Les liens entre le front et l’arrière

Cartes postales patriotiques et fantaisie

Ces  cartes postales ont  été numérisées par les Archives départementales de Maine-et-Loire dans le cadre  de la Grande collecte en janvier 2014.

La guerre longue qui s’installe entraine une  longue séparation  physique et géographique entre les soldats mobilisés et leur famille. Pour la majorité d’entre eux, les poilus devront attendre  plus d’un an leur première permission. Le seul lien qui leur reste alors réside dans une correspondance exceptionnellement  active : on évalue à plus de 1 million et demi de lettres et de cartes postales  envoyés par jour durant le conflit. Dans les premiers mois, l’armée met à disposition des cartes postales militaires vierges prêtes à l’emploi mais ce sont surtout les modèles illustrés de dessins ou de photographies en noir et blanc et colorisés qui connaissent le plus grand succès. Plus de 80.000 modèles sont imprimés pendant la guerre  offrant aux familles un moyen facile d’écrire aux soldats et aux services de censure postale d’effectuer un contrôle plus rapide. A Angers, c’est notamment l’éditeur B.Bruel  rue Plantagenêt qui propose à la vente à grand renfort de publicité dans la presse des centaines  de cartes postales réassorties très régulièrement. Les  thématiques patriotiques, revanchardes et anti-allemandes  du début de la guerre  sont complétées jusqu’à  la victoire de 1918  de thèmes plus légers  sur la vie quotidienne du poilu, son retour ou son absence  dans le foyer ou sur des thèmes plus grivois autour du permissionnaire et du sentiment conjugal.

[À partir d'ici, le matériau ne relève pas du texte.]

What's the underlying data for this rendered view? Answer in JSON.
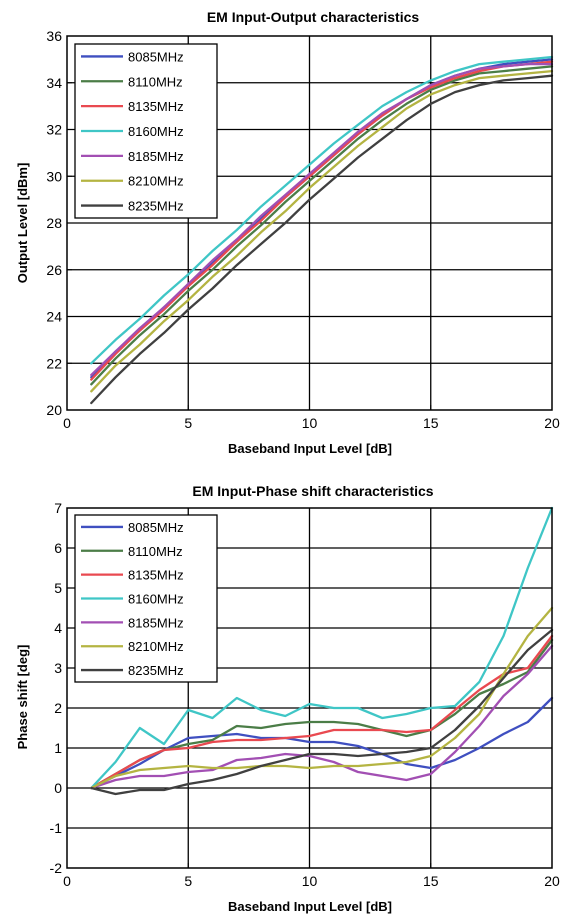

A côté des cartes conventionnelles de troupes, de chefs militaires  et de lieux dévastés, deux catégories de cartes apparaissent au cours de la guerre ; ce sont les cartes dessinées  satiriques et les cartes dites fantaisie-patriotique la plupart du temps sous forme de photomontage. Les deux cartes postales suivantes en constituent des  exemples intéressants.

La première porte un regard amusé et distancé sur l’encombrant barda du poilu : comme souvent dans ce type d’illustration il faut lire en filigrane des pointes d’ironie prudente à l’égard de la vie militaire. Ces cartes permettent d’évoquer les soucis  quotidiens du poilu tout en restant conforme aux contraintes  de la censure. La deuxième édulcore la douleur de la séparation et de l’absence du mari parti combattre dans un jeu de hasard patriotique où le sentiment de l’épouse ne peut être qu’un hommage sublimé aux valeurs de l’homme combattant : admirable, héroïque, brave…

Le choix individuel par son expéditeur de tel ou tel type de carte postale  est difficile à cerner. Il témoigne moins d’une volonté de montrer son adhésion aux valeurs patriotiques et militaires de ce temps de guerre  que de la volonté de maintenir un lien entre l’absent parti  sur le front et les civiles à l’arrière, objectivé par des images qui sont toutes des stéréotypes sociaux précédents le conflit.

Pour aller plus loin

Annoncer la mort

L’année 1914 sera proportionnellement la plus meurtrière de toute la guerre. Les régiments angevins engagés dans la bataille des frontières subissent de lourdes pertes dès les premières semaines. Les familles sont informées  du décès d’un soldat le plus souvent par la lettre d’un camarade, issu du même village ou du canton, les régiments ayant un recrutement régional. Elle est suivie, bien plus tardivement, de l’annonce officielle du décès ou de la disparition par les autorités régimentaires. C’est au maire ou à son adjoint qu’il revient d’aller confirmer auprès de la famille le décès du mari ou du fils selon une formulation administrative qui évoluera peu au cours du conflit.